Chairman: Thank you so much. Now it is
Mr Iain Luke.
Q185 Mr Luke: Thank you, Chairman. First
of all, could I congratulate you on the rigorous approach you
have developed in your consultation paper on truth and justice,
the Eolas Project. You talk about in the conclusion obviously
asking for comment, and obviously it is a credit to you how you
have built through the seminars the discussion and brought this
paper together. Could you give us some idea of how that consultation
process on truth and justice has progressed?
Mr Ritchie: We have facilitated
a number of discussions within our own wider community because
in a sense there is an identified number of individuals who came
together and wanted to share it through nationalist and republican
communities in Belfast, in Derry and in Fermanagh, I think, and
in Dublin we have had public meetings. We in some senses feel
that the loyalist document, which I think you were considering
last week with Tom Roberts and William Smith, was in some senses
a response to that document and we are very, very pleased about
that, that it has kind of encouraged some reflection on the loyalist
side, and we hope to be able to have a kind of face to face discussion
with them in relation to that. I think broadly within the nationalist
and republican community there will be a deal ofand in
some sense I am kind of slightly disappointednervousness
about the issue. I think it has provoked, even at a political
level, Sinn Fein to consider its position in relation to truth,
and that has been a welcome development from our point of view.
There have been some senses in which many people fear that we
are taking an approach which is limited to the north, and particularly
in Dublin people would have said, "This is a conflict which
affected us too". We used a formulation initially invented
by the Healing Through Remembering Project, "the conflict
in and about Northern Ireland", which in some sense has tried
to expand the remit of the discussion.
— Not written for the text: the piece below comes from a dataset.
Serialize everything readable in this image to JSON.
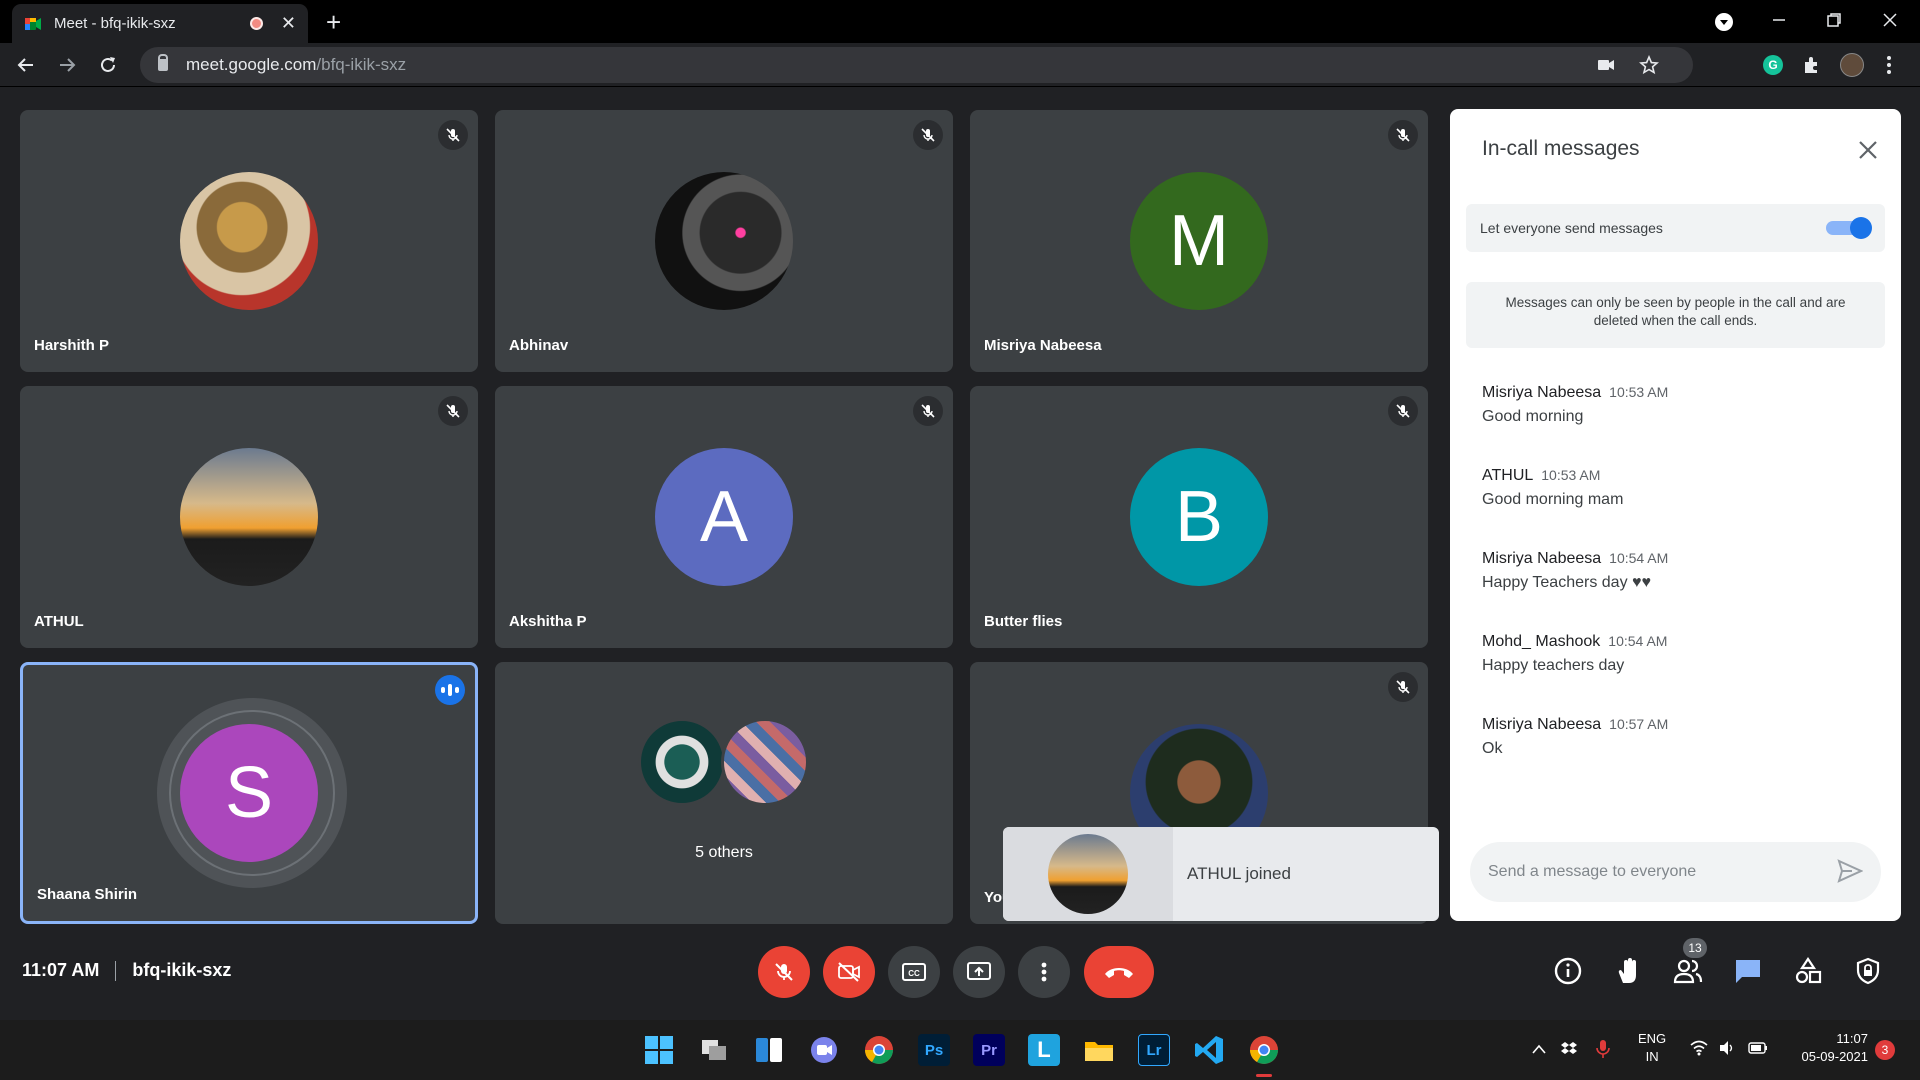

We feel that there are
issues across the island which need to be addressed in relation
to this. So that was a very strong reaction. There was also a
reaction that we are maybe letting the government off. For example,
republicans would say, "Yes, republicans were involved in
the conflict." They were quite happy to kind of acknowledge
their role in the conflict, and they have paid for their role
in the conflict if you think that 15,000 republicans and 10,000
loyalists have been through the jails then there has been an element
that people have been punished, if you like, by the state for
their involvement. When you look at the state's involvement in
the conflict, the figure we use is that republicans have spent
100,000 years in jail and state agents have spent 20 years in
jail. That is the kind of imbalance that republicans would look
at. When the state was responsible for 300 plus killings, what
is it, four people have been convicted and two of them, of course,
were accepted back into the Army. Their criminal record did not
stop them getting employment. So there has been the sense that
if we are looking for an accounting for people's role in the conflict
the British state has a lot more accounting to do than the republicans.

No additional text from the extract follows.